Preliminary results of the ongoing LEVEL study have shown that this induction-maintenance strategy not only is effective for patients with NV-AMD but it also is a potentially safer option than treating these patients with non-selective VEGF antagonists alone, he said.
Ongoing, phase IV study
Booster injections were allowed and given at the discretion of the investigator to any patient who experienced a worsening of symptoms, visual acuity (VA) loss, or macular thickening during the trial. Inclusion criteria included a VA of 20/20 to 20/400, any lesion subtype ≤ 12 disc areas, and an OCT center point thickness ≤ 275 μm or retinal thinning ≥ 100 μm following induction therapy.
The interim study results show that patients needed to have at least one but no more than three induction injections (2.7 average). During the induction phase, more than 88% of patients gained a VA of more than three lines, and the average VA improved from 50 Early Treatment Diabetic Retinopathy Study (or ETDRS) letters prior to induction to 65.5 letters at the beginning of the maintenance phase. During maintenance using pegaptanib given every 6 weeks, Dr. Friberg said that the mean VA generally was stable. At the end of the 54 weeks, VA averaged 60 letters, a more than two-line gain compared with pre-induction levels.
About a third of the patients received bevacizumab, a third ranibizumab, and the other third used a combination of those drugs and sometimes with photodynamic therapy.
Data also showed that during the 54 weeks, 46% of patients did not require booster treatment. Of the patients who required booster treatment, 50% required only one booster injection. Booster injections could be given if the patient lost two lines of vision or if the optical coherence tomography (OCT) thickness was more than 300 μm. This strategy served as a fall-back treatment during the trial, but fortunately was largely unnecessary, Dr. Friberg said, adding that the adverse events reported were consistent with VISION trial results, with no evidence of increased risk of systemic or ocular events.

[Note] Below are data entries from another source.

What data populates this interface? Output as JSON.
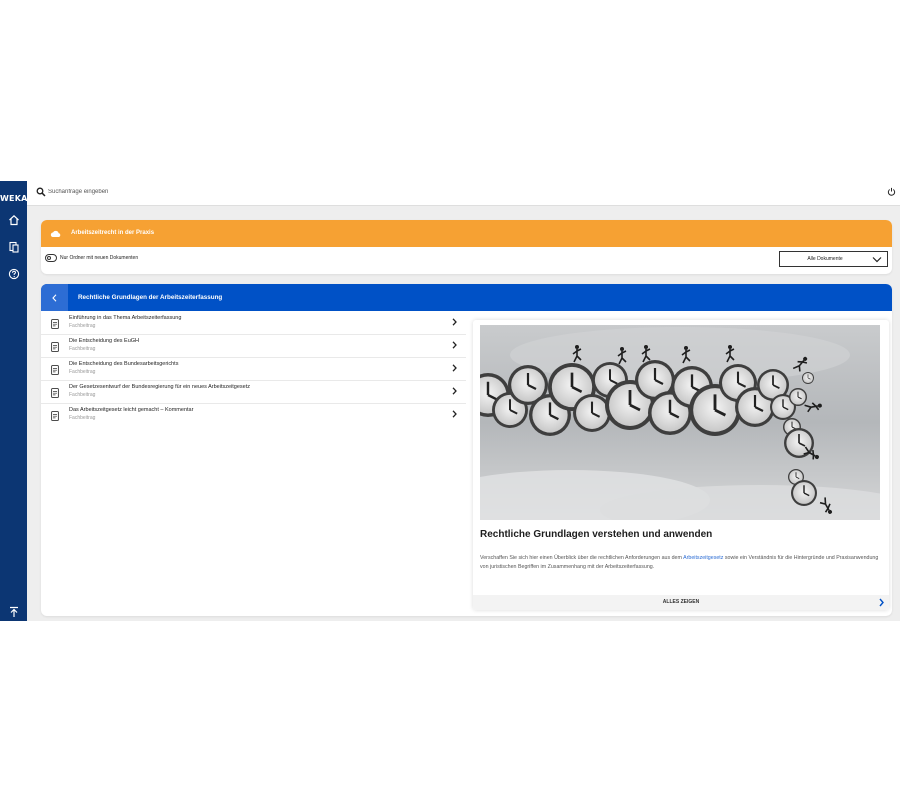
{
  "brand": {
    "logo": "WEKA"
  },
  "colors": {
    "sidebar": "#0c3673",
    "orange": "#f6a133",
    "blue": "#0051c6",
    "link": "#2d6dd4"
  },
  "search": {
    "placeholder": "Suchanfrage eingeben",
    "value": ""
  },
  "sidebar": {
    "items": [
      {
        "icon": "home-icon"
      },
      {
        "icon": "documents-icon"
      },
      {
        "icon": "help-icon"
      },
      {
        "icon": "scroll-top-icon"
      }
    ]
  },
  "topbar": {
    "power_icon": "power-icon"
  },
  "folder": {
    "title": "Arbeitszeitrecht in der Praxis",
    "toggle_label": "Nur Ordner mit neuen Dokumenten",
    "toggle_on": false,
    "filter_selected": "Alle Dokumente"
  },
  "section": {
    "title": "Rechtliche Grundlagen der Arbeitszeiterfassung",
    "items": [
      {
        "title": "Einführung in das Thema Arbeitszeiterfassung",
        "type": "Fachbeitrag"
      },
      {
        "title": "Die Entscheidung des EuGH",
        "type": "Fachbeitrag"
      },
      {
        "title": "Die Entscheidung des Bundesarbeitsgerichts",
        "type": "Fachbeitrag"
      },
      {
        "title": "Der Gesetzesentwurf der Bundesregierung für ein neues Arbeitszeitgesetz",
        "type": "Fachbeitrag"
      },
      {
        "title": "Das Arbeitszeitgesetz leicht gemacht – Kommentar",
        "type": "Fachbeitrag"
      }
    ]
  },
  "card": {
    "title": "Rechtliche Grundlagen verstehen und anwenden",
    "text_before": "Verschaffen Sie sich hier einen Überblick über die rechtlichen Anforderungen aus dem ",
    "link": "Arbeitszeitgesetz",
    "text_after": " sowie ein Verständnis für die Hintergründe und Praxisanwendung von juristischen Begriffen im Zusammenhang mit der Arbeitszeiterfassung.",
    "footer": "ALLES ZEIGEN"
  }
}
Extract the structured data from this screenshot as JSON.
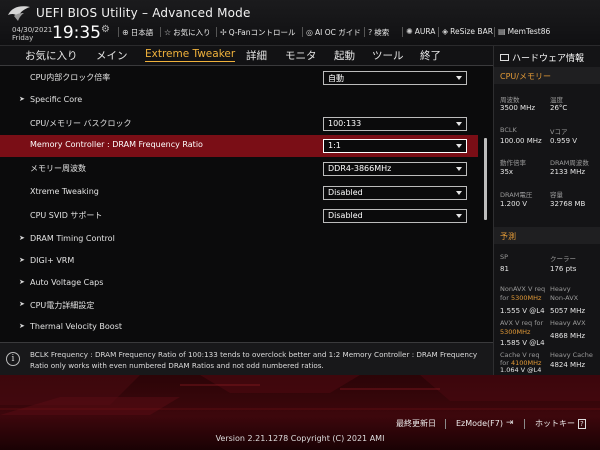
{
  "header": {
    "title": "UEFI BIOS Utility – Advanced Mode",
    "date": "04/30/2021",
    "day": "Friday",
    "time": "19:35",
    "items": [
      {
        "icon": "globe-icon",
        "label": "日本語"
      },
      {
        "icon": "star-icon",
        "label": "お気に入り"
      },
      {
        "icon": "fan-icon",
        "label": "Q-Fanコントロール"
      },
      {
        "icon": "ai-oc-icon",
        "label": "AI OC ガイド"
      },
      {
        "icon": "help-icon",
        "label": "検索"
      },
      {
        "icon": "aura-icon",
        "label": "AURA"
      },
      {
        "icon": "resize-bar-icon",
        "label": "ReSize BAR"
      },
      {
        "icon": "memtest-icon",
        "label": "MemTest86"
      }
    ]
  },
  "menu": {
    "tabs": [
      "お気に入り",
      "メイン",
      "Extreme Tweaker",
      "詳細",
      "モニタ",
      "起動",
      "ツール",
      "終了"
    ],
    "active": "Extreme Tweaker"
  },
  "settings": [
    {
      "label": "CPU内部クロック倍率",
      "value": "自動",
      "type": "dropdown"
    },
    {
      "label": "Specific Core",
      "type": "submenu"
    },
    {
      "label": "CPU/メモリー バスクロック",
      "value": "100:133",
      "type": "dropdown"
    },
    {
      "label": "Memory Controller : DRAM Frequency Ratio",
      "value": "1:1",
      "type": "dropdown",
      "selected": true
    },
    {
      "label": "メモリー周波数",
      "value": "DDR4-3866MHz",
      "type": "dropdown"
    },
    {
      "label": "Xtreme Tweaking",
      "value": "Disabled",
      "type": "dropdown"
    },
    {
      "label": "CPU SVID サポート",
      "value": "Disabled",
      "type": "dropdown"
    },
    {
      "label": "DRAM Timing Control",
      "type": "submenu"
    },
    {
      "label": "DIGI+ VRM",
      "type": "submenu"
    },
    {
      "label": "Auto Voltage Caps",
      "type": "submenu"
    },
    {
      "label": "CPU電力詳細設定",
      "type": "submenu"
    },
    {
      "label": "Thermal Velocity Boost",
      "type": "submenu"
    }
  ],
  "description": "BCLK Frequency : DRAM Frequency Ratio of 100:133 tends to overclock better and 1:2 Memory Controller : DRAM Frequency Ratio only works with even numbered DRAM Ratios and not odd numbered ratios.",
  "hardware": {
    "title": "ハードウェア情報",
    "cpu_section": "CPU/メモリー",
    "cpu": [
      {
        "k1": "周波数",
        "v1": "3500 MHz",
        "k2": "温度",
        "v2": "26°C"
      },
      {
        "k1": "BCLK",
        "v1": "100.00 MHz",
        "k2": "Vコア",
        "v2": "0.959 V"
      },
      {
        "k1": "動作倍率",
        "v1": "35x",
        "k2": "DRAM周波数",
        "v2": "2133 MHz"
      },
      {
        "k1": "DRAM電圧",
        "v1": "1.200 V",
        "k2": "容量",
        "v2": "32768 MB"
      }
    ],
    "pred_section": "予測",
    "pred": {
      "sp_label": "SP",
      "sp_value": "81",
      "cooler_label": "クーラー",
      "cooler_value": "176 pts",
      "nonavx_label": "NonAVX V req",
      "nonavx_for": "for",
      "nonavx_freq": "5300MHz",
      "nonavx_v": "1.555 V @L4",
      "heavy_nonavx_label1": "Heavy",
      "heavy_nonavx_label2": "Non-AVX",
      "heavy_nonavx_v": "5057 MHz",
      "avx_label": "AVX V req",
      "avx_for": "for",
      "avx_freq": "5300MHz",
      "avx_v": "1.585 V @L4",
      "heavy_avx_label": "Heavy AVX",
      "heavy_avx_v": "4868 MHz",
      "cache_label": "Cache V req",
      "cache_for": "for",
      "cache_freq": "4100MHz",
      "cache_v": "1.064 V @L4",
      "heavy_cache_label": "Heavy Cache",
      "heavy_cache_v": "4824 MHz"
    }
  },
  "footer": {
    "last_modified": "最終更新日",
    "ezmode": "EzMode(F7)",
    "hotkey": "ホットキー",
    "hotkey_icon": "?",
    "version": "Version 2.21.1278 Copyright (C) 2021 AMI"
  },
  "colors": {
    "accent": "#f0b23c",
    "selected_row": "#7a0e16",
    "hw_section": "#e39a37"
  }
}
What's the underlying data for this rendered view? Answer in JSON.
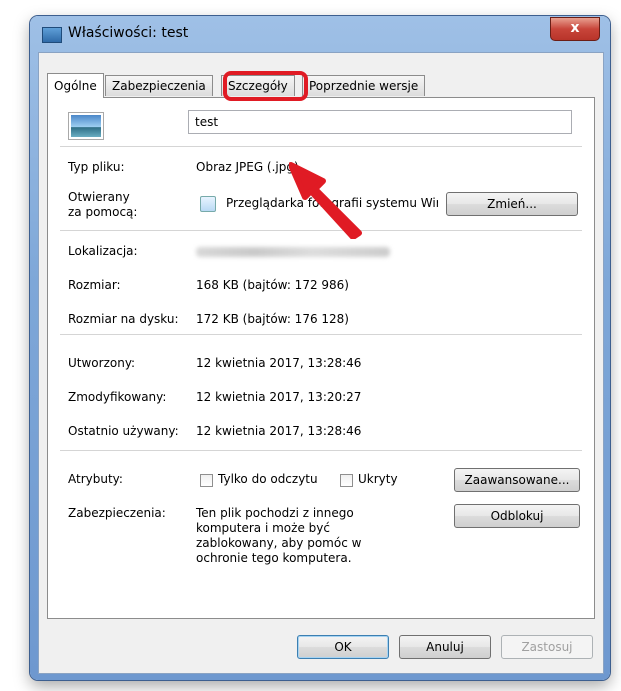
{
  "window": {
    "title": "Właściwości: test",
    "close_glyph": "x"
  },
  "tabs": [
    {
      "label": "Ogólne",
      "active": true
    },
    {
      "label": "Zabezpieczenia",
      "active": false
    },
    {
      "label": "Szczegóły",
      "active": false,
      "highlighted": true
    },
    {
      "label": "Poprzednie wersje",
      "active": false
    }
  ],
  "general": {
    "file_name": "test",
    "file_type_label": "Typ pliku:",
    "file_type_value": "Obraz JPEG (.jpg)",
    "opens_with_label_line1": "Otwierany",
    "opens_with_label_line2": "za pomocą:",
    "opens_with_value": "Przeglądarka fotografii systemu Wir",
    "change_button": "Zmień...",
    "location_label": "Lokalizacja:",
    "size_label": "Rozmiar:",
    "size_value": "168 KB (bajtów: 172 986)",
    "size_on_disk_label": "Rozmiar na dysku:",
    "size_on_disk_value": "172 KB (bajtów: 176 128)",
    "created_label": "Utworzony:",
    "created_value": "12 kwietnia 2017, 13:28:46",
    "modified_label": "Zmodyfikowany:",
    "modified_value": "12 kwietnia 2017, 13:20:27",
    "accessed_label": "Ostatnio używany:",
    "accessed_value": "12 kwietnia 2017, 13:28:46",
    "attributes_label": "Atrybuty:",
    "readonly_label": "Tylko do odczytu",
    "hidden_label": "Ukryty",
    "advanced_button": "Zaawansowane...",
    "security_label": "Zabezpieczenia:",
    "security_text_line1": "Ten plik pochodzi z innego",
    "security_text_line2": "komputera i może być",
    "security_text_line3": "zablokowany, aby pomóc w",
    "security_text_line4": "ochronie tego komputera.",
    "unblock_button": "Odblokuj"
  },
  "footer": {
    "ok_button": "OK",
    "cancel_button": "Anuluj",
    "apply_button": "Zastosuj"
  },
  "colors": {
    "highlight": "#e01b24",
    "client_bg": "#f0f0f0",
    "frame": "#7ea7d8"
  },
  "icons": {
    "window_icon": "image-file-icon",
    "app_icon": "photo-viewer-icon",
    "annotation": "red-arrow-annotation"
  }
}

Anti-VEGF therapies have become the cornerstone for the treatment of patients with NV-AMD, he said. Two commonly used therapies are ranibizumab and bevacizumab, and both drugs are pan-VEGF blockers, meaning that they block all the isoforms of VEGF. Alternatively, pegaptanib is a selective blocker of VEGF 165 only. According to Dr. Friberg, employing a selective blocker for maintenance therapy can be very advantageous to the patient, because it may be less than optimal to block all VEGF proteins in the long term.
"VEGF is necessary for normal physiology," he said. "Some VEGF may be needed to revascularize the heart after ischemia or [myocardial infarction], in a small but important way. Also, there are arguments regarding maintaining the choroidal capillary bed fenestrations, and VEGF is needed to do this. Totally blocking VEGF, therefore, might theoretically prove to be disadvantageous over a longer period of time."